Maryanne Wolf, the author of The Reading Brain in a Digital World, recently released an article she wrote for The Guardian explaining the effects of skim-reading. She found that when skimming through stories, messages, or any kind of text, it’s easy to miss the point of what the authors attempt to portray.

When skimming through stories becomes a reflex, students are subject to missing the message the reading material often conveys — especially in their own lives.

And this research offered an even more honest way of approaching the raw yet real problem of what happens when people skim through the stories that are meant to shape them. Without slowing down and studying the words they interact with, or the sentences that are strung out before them, they are inept in the ways they understand the material.

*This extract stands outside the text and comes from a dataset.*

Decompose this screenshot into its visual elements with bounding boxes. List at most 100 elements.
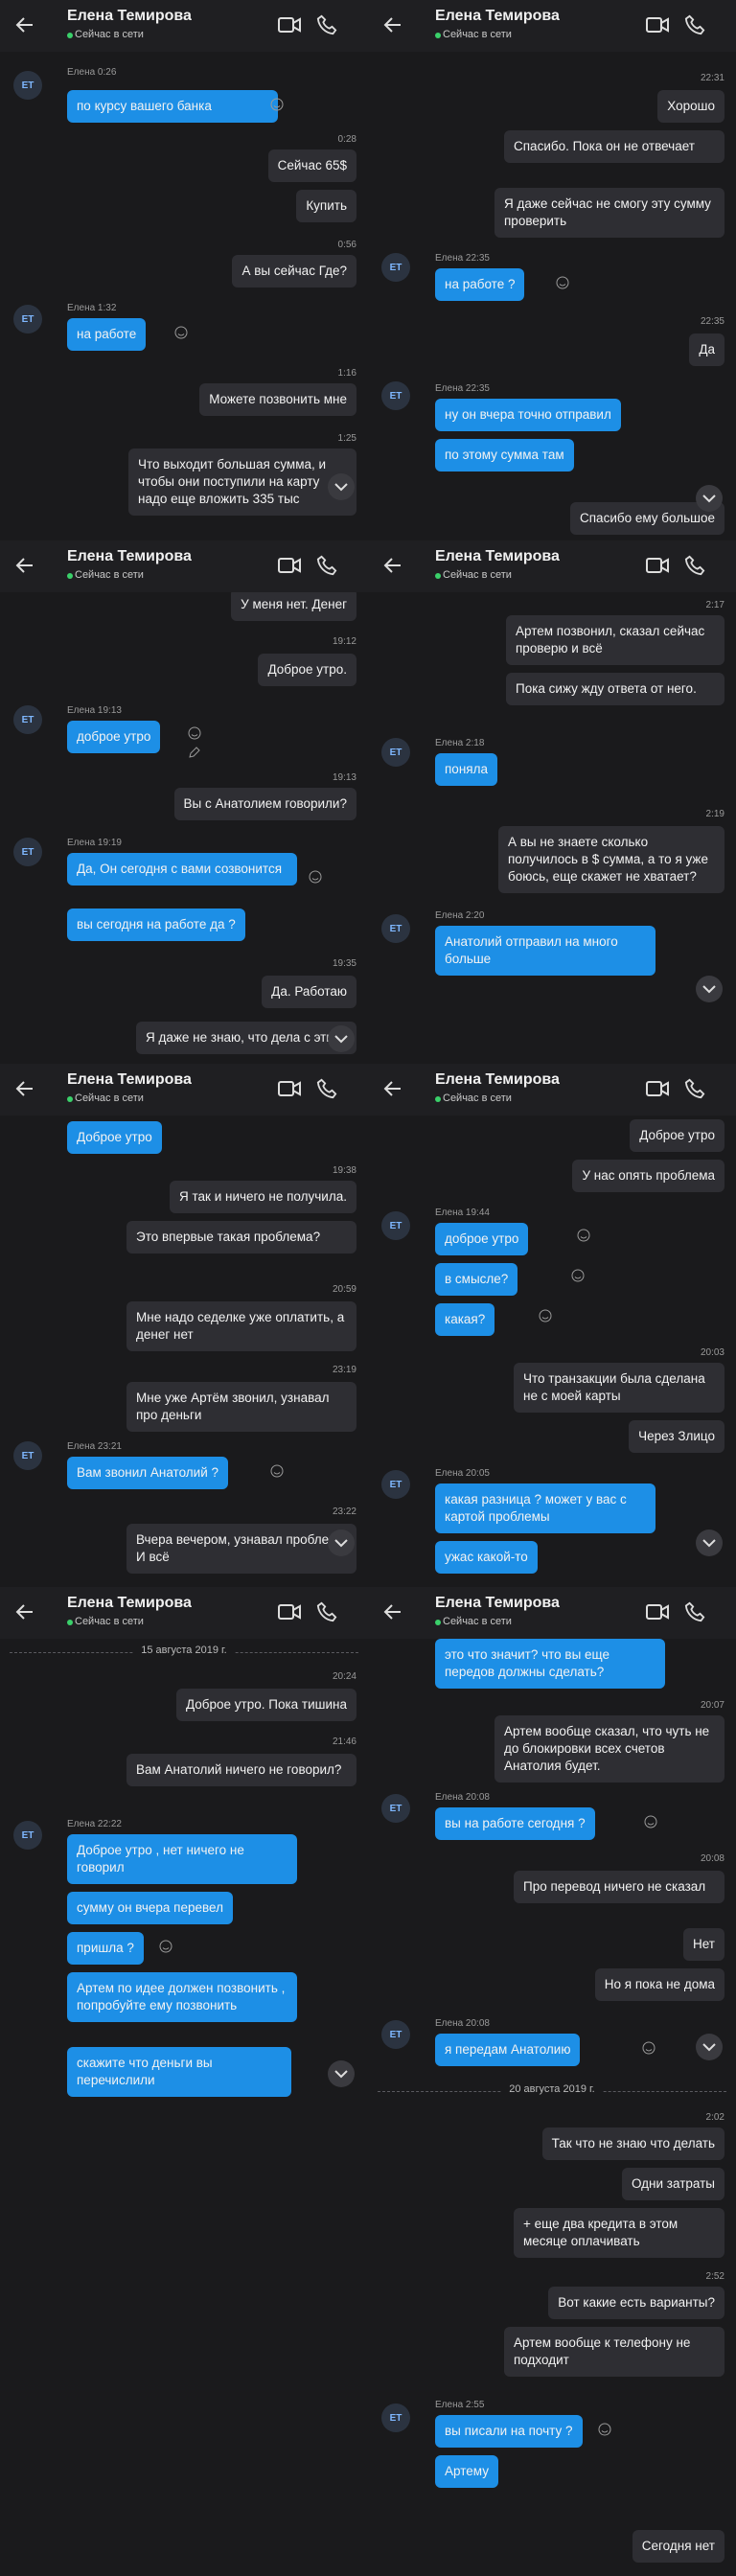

Wolf dives into the subject of skim-reading by contending that the less time people spend on material, the less likely they are to offer a deeper understanding — one that will take root and last with meaning rather than feebly dwindle away hours after they set down the book or close the tab.

When people don’t give their brains the time it needs to properly process and portray the content they consume, or even develop a comprehensive thought regarding what it is that they read, they miss out on the experience of something extraordinary.

Because the complexity of consuming is a critical thing, and people are able to make sure they are determined in deliberating and decision-making when it comes to diving into materials that are offering meaning in their many messages.

Whether that means slowing down or tacking on another 30 minutes to reading time, it’s important to stop skimming and start sifting through stories with purpose, rather than pushing them aside. Because in doing so, people will stop missing the message — and instead, start making something of it.